Il y a celle, de plus en plus fréquente, qui consiste à changer sa serrure ; le plus souvent, c’est une décision individuelle mais ce peut être aussi le résultat d’un vote en assemblée générale, convoquée par le comité de résidents.
![Rassemblement devant le siège d’ADOMA CDC-Habitat, le 19 avril 2024. [COPAF]](https://www.lesutopiques.org/wp-content/uploads/2025/10/14-Illust2-Petauton-Logements-des-travailleurs-immigrés-isolés.webp)
Enfin, il y a la résistance des comités de résidents et de leurs réseaux ou coordinations, qui jouent le jeu de la concertation tout en exigeant des pratiques démocratiques, qui sont de plus en plus difficiles à obtenir : trois conseils de concertation par an plus un conseil extraordinaire si besoin ; des réunions régulières avec le gérant local pour tous les problèmes du quotidien (les dysfonctionnements techniques, les pannes, les impayés, les hébergements abusifs, etc.) ; des PV de réunions validés par le comité ou la coordination ; des commissions électorales décisionnaires pour préparer et réaliser les élections des délégués… Toutes ces demandes démocratiques minimales étant de plus en plus refusées, les comités et les coordinations, avec l’appui du COPAF, appellent à des manifestations et rassemblements devant les sièges, à des blocages du personnel sur la résidence, voire à des comités de soutien comme à Marc Seguin (Boulogne-Billancourt) ou Branly (Montreuil). Si les gains en termes de négociation sont inégaux, au moins les participant∙es mobilisé∙es sortent de l’invisibilité, se font reconnaitre par les soutiens, se connaissent mieux entre eux/elles et comprennent tout à fait les enjeux de leurs luttes et de leur engagement.
Comment les résident∙es vivent cette situation ?

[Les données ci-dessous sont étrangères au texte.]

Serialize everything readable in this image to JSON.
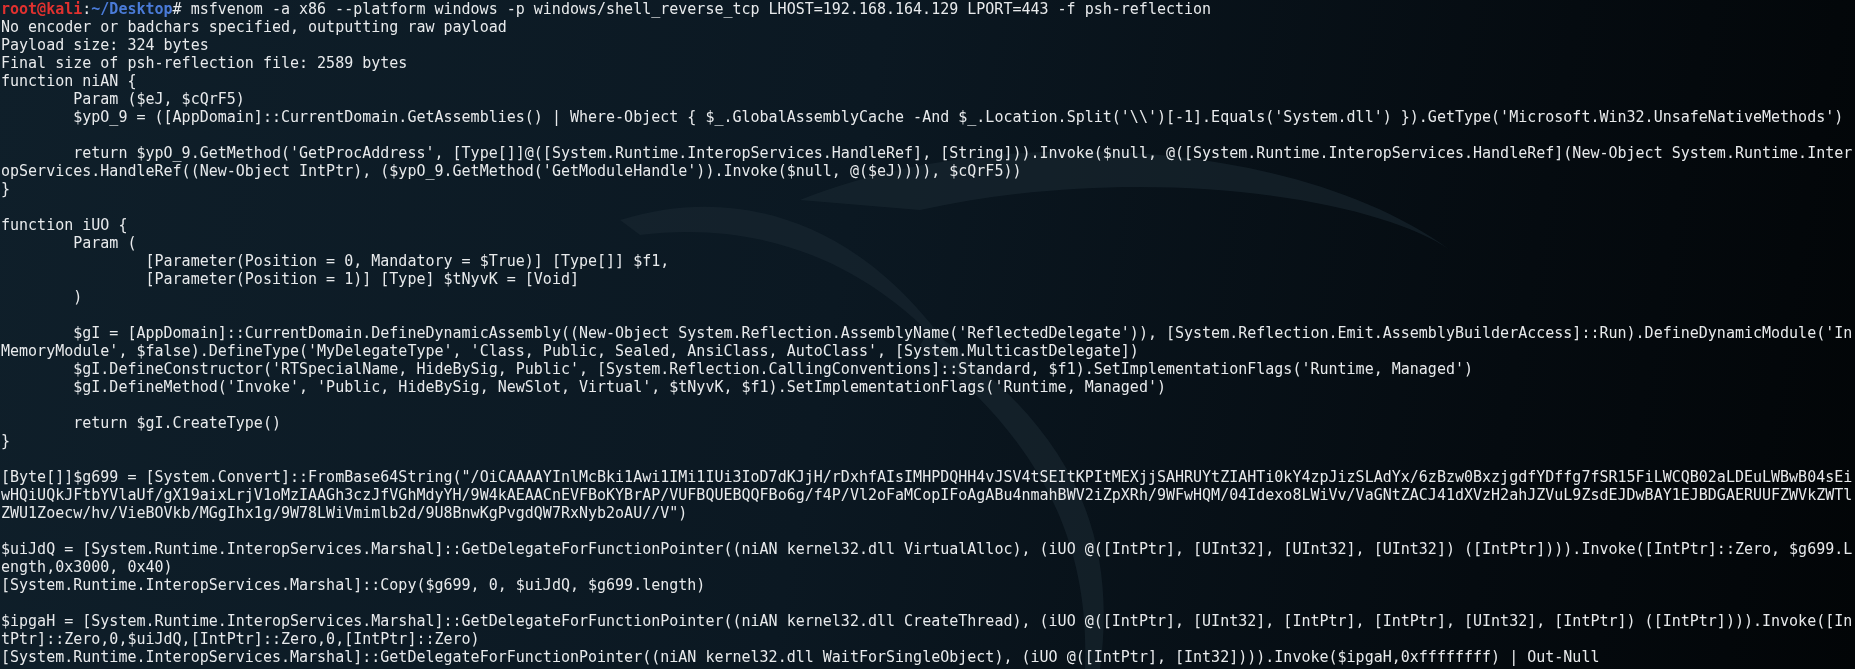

Pour les résident∙es c’est le retour des foyers-prisons, c’est « Adoma y’en a marre » scandé dans les manifs et les rassemblements, c’est l’infantilisation généralisée, la dictature et le sentiment de remplir les poches d’organismes privés qui ne recherchent surtout pas leur bien-être mais uniquement leur profit. Cette situation, même si elle remonte à une bonne dizaine d’années maintenant, est vécue comme une situation nouvelle, comme une rupture de contrat entre les résident∙es, qui acceptent de payer cher pour une chambre (il y en a encore des milliers de 7 à 9 m², ou un studio de 11 à 18 m² pour les T1 et de 20,4 à 25 m² pour les T1’ beaucoup moins nombreux), et le gestionnaire qui empoche l’argent et tolère un mode d’occupation en grande partie collectif et solidaire. Ce dernier point est une des raisons, sans doute la raison essentielle, du peu d’investissement d’une grande partie des résident∙es dans les résistances actives. Dans les résidences sociales, les jeunes, dès qu’ils ont un travail plutôt stable, cherchent une solution autre et quand ils/elles la trouvent, quittent les lieux.
Et les syndicats dans tout ça ?
Il y a des résident∙es syndiqué∙es et certains délégués exercent même des responsabilités syndicales. Mais les liens entre les syndicats et les comités de résidents sont rares. Ils existent toutefois dans certains cas, par exemple avec Solidaires dans le Val-de-Marne ou à Montreuil. Les liens sont également insuffisants vis à vis des confédérations de logement. Via le COPAF, des liens existent avec le DAL, Droits Devant !! et certains collectifs de sans-papiers. Plusieurs délégués sont d’anciens porte-parole d’un collectif de sans-papiers, mais les liens perdurent rarement. Il y a même assez souvent des tensions entre les jeunes sans-papiers et leurs aînés hébergeurs. Ce serait une excellente chose que nous débattions sur ce point des liens à créer, développer, renforcer, entre Solidaires et les comités et coordinations de résidents.